Last week in Cannon Beach, someone asked me, “Which of your characters has more of you in them than the others?”  All of them have some, but remember, J.P. is my literary first born.  He and I share a birthday—October 27, 1944.  He gets seasick on boats and turns green on the Teacups at Disneyland.  Guess where that came from?  He had a mother who sewed his “home made” clothing on a treadle Singer Sewing Machine.  The same thing happened to me.  And when you read Proof of Life, (Due out SEPTEMBER 5 at a bookstore near you!!!) and discover Beau has a soft spot for clam strips from Chinook’s at Fisherman’s Terminal, guess what?  I love them, too.
So when it’s time to write a Beaumont book, it’s like slipping on a comfortable old shoe.  It fits in all the right places.  There aren’t any unexpected rough spots that give me blisters.  I can write far into the night and feel like I’m communing with an old friend, someone whose every politically incorrect foible is perfectly understandable and whose mistakes are forgivable as well.
That’s how I felt as I wrote Proof of Life, and that’s how I’m hoping my readers will feel as they read it, too.  And for those of you out there who are J.P. Beaumont virgins and who have never read any of these books before?  That’s okay, when you finish with this one, I hope you’ll go back and read the others.  I hope you’ll find you have a lot of catching up to do!

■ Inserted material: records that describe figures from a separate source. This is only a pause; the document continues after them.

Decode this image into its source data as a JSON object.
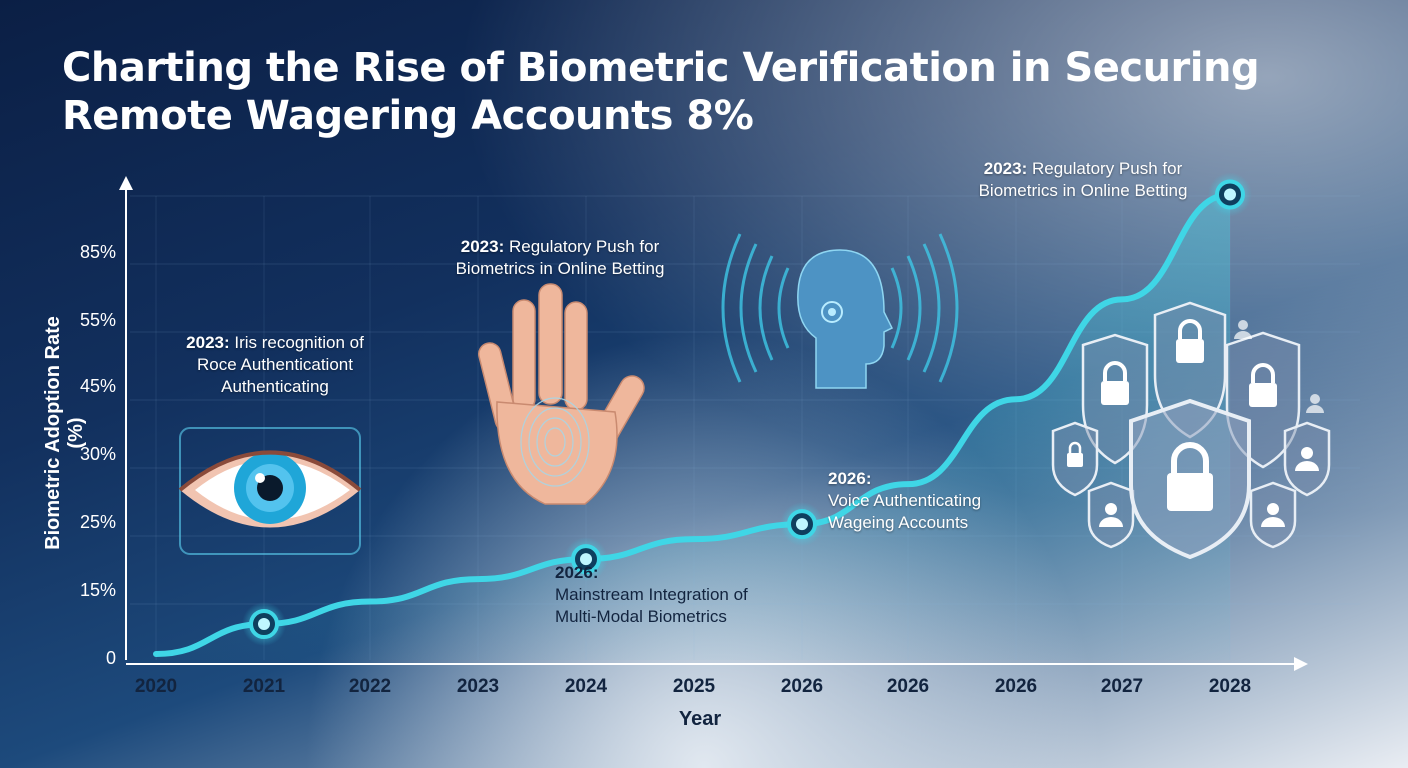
{
  "title": "Charting the Rise of Biometric Verification in Securing Remote Wagering Accounts 8%",
  "chart_data": {
    "type": "line",
    "xlabel": "Year",
    "ylabel": "Biometric Adoption Rate (%)",
    "x_tick_labels": [
      "2020",
      "2021",
      "2022",
      "2023",
      "2024",
      "2025",
      "2026",
      "2026",
      "2026",
      "2027",
      "2028"
    ],
    "y_tick_labels": [
      "0",
      "15%",
      "25%",
      "30%",
      "45%",
      "55%",
      "85%"
    ],
    "series": [
      {
        "points": [
          {
            "x_index": 0,
            "y": 2
          },
          {
            "x_index": 1,
            "y": 8
          },
          {
            "x_index": 2,
            "y": 12.5
          },
          {
            "x_index": 3,
            "y": 17
          },
          {
            "x_index": 4,
            "y": 21
          },
          {
            "x_index": 5,
            "y": 25
          },
          {
            "x_index": 6,
            "y": 28
          },
          {
            "x_index": 7,
            "y": 36
          },
          {
            "x_index": 8,
            "y": 53
          },
          {
            "x_index": 9,
            "y": 73
          },
          {
            "x_index": 10,
            "y": 94
          }
        ],
        "markers": [
          1,
          4,
          6,
          10
        ]
      }
    ],
    "grid": true,
    "accent_color": "#3fd6e6"
  },
  "annotations": [
    {
      "id": "iris",
      "year": "2023:",
      "lines": [
        "Iris recognition of",
        "Roce Authenticationt",
        "Authenticating"
      ]
    },
    {
      "id": "palm",
      "year": "2023:",
      "lines": [
        "Regulatory Push for",
        "Biometrics in Online Betting"
      ]
    },
    {
      "id": "top",
      "year": "2023:",
      "lines": [
        "Regulatory Push for",
        "Biometrics in Online Betting"
      ]
    },
    {
      "id": "mainstream",
      "year": "2026:",
      "lines": [
        "Mainstream Integration of",
        "Multi-Modal Biometrics"
      ]
    },
    {
      "id": "voice",
      "year": "2026:",
      "lines": [
        "Voice Authenticating",
        "Wageing Accounts"
      ]
    }
  ],
  "illustrations": [
    "eye-icon",
    "hand-icon",
    "voice-head-icon",
    "shield-lock-icon"
  ]
}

Before I go, one last word to my audio readers.  In a career that spans more than three decades, I’ve had several changes in narrators as far as audio editions are concerned.  For audio readers, the narrator becomes the characters, and changes are tough on everyone.  Some of my narrators have been great—Gene Engene comes to mind—and some have been not so great.  Mispronunciation of common geographical words is especially irksome to local-yokel readers.  Gila Bend—pronounced Gee Lah instead of Hee La.  And don’t even bother mentioning all the possible manglings of Puyallup or Sequim!  This time when a previous narrator retired and for the first time ever, my publisher sent me samples of work from several different narrators.  Together Bill and I together settled on Alan Sklar, and he’s the reader for both the novella Still Dead and Proof of Life.  I’m happy to say that in the course of doing the recording sessions, he sent me numerous e-mail inquiries about possibly troublesome words.
So enjoy catching up with my old friend, J.P.  It turns out he’s still kicking, and so am I.
JAJ

PS: As many of you know, our Cannon Beach trip was interrupted by a quick trip to KillerNashville, a writer’s conference where I had been nominated for an award. I had asked for my fans to vote for me for the Reader’s Choice awards, but given my history with that kind of thing, I wasn’t exactly holding my breath.

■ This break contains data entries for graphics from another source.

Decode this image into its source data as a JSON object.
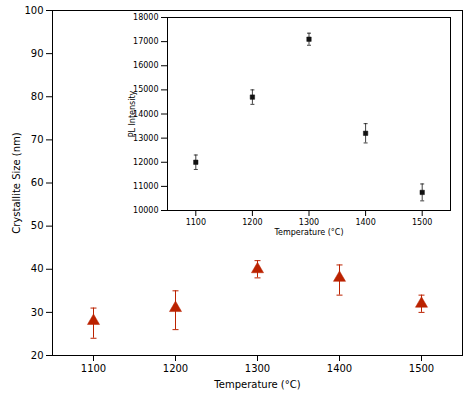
{
  "chart_data": [
    {
      "type": "errorbar",
      "x": [
        1100,
        1200,
        1300,
        1400,
        1500
      ],
      "values": [
        28,
        31,
        40,
        38,
        32
      ],
      "error_lower": [
        4,
        5,
        2,
        4,
        2
      ],
      "error_upper": [
        3,
        4,
        2,
        3,
        2
      ],
      "color": "#bb2200",
      "marker": "triangle",
      "xlabel": "Temperature (°C)",
      "ylabel": "Crystallite Size (nm)",
      "xlim": [
        1050,
        1550
      ],
      "ylim": [
        20,
        100
      ],
      "xticks": [
        1100,
        1200,
        1300,
        1400,
        1500
      ],
      "yticks": [
        20,
        30,
        40,
        50,
        60,
        70,
        80,
        90,
        100
      ],
      "grid": false
    },
    {
      "type": "errorbar",
      "x": [
        1100,
        1200,
        1300,
        1400,
        1500
      ],
      "values": [
        12000,
        14700,
        17100,
        13200,
        10750
      ],
      "error": [
        300,
        300,
        250,
        400,
        350
      ],
      "color": "#111111",
      "marker": "square",
      "xlabel": "Temperature (°C)",
      "ylabel": "PL Intensity",
      "xlim": [
        1050,
        1550
      ],
      "ylim": [
        10000,
        18000
      ],
      "xticks": [
        1100,
        1200,
        1300,
        1400,
        1500
      ],
      "yticks": [
        10000,
        11000,
        12000,
        13000,
        14000,
        15000,
        16000,
        17000,
        18000
      ],
      "grid": false
    }
  ]
}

It was my second visit to KillerNashville. I was the guest of honor there in 2009 and guest of honor at Bouchercon in Long Beach in 2014, but the last time I was nominated for an award was 1992 at Bouchercon in Toronto for Hour of the Hunter. I didn’t win.

This time in Nashville, however, I made up for lost time, walking away with not just one but three awards. Clawback won a Silver Falchion (a broad-bladed slightly curved sword of medieval times) award for Best Thriller Adult Fiction. That one is from attendees at the conference. Clawback also won the Reader’s Choice Best Thriller—that one was voted by my fans. I also won Reader’s Choice Best Author. (Another one voted on by fans.) Obviously my fans came through for me. Thank you to EVERYONE who made that possible.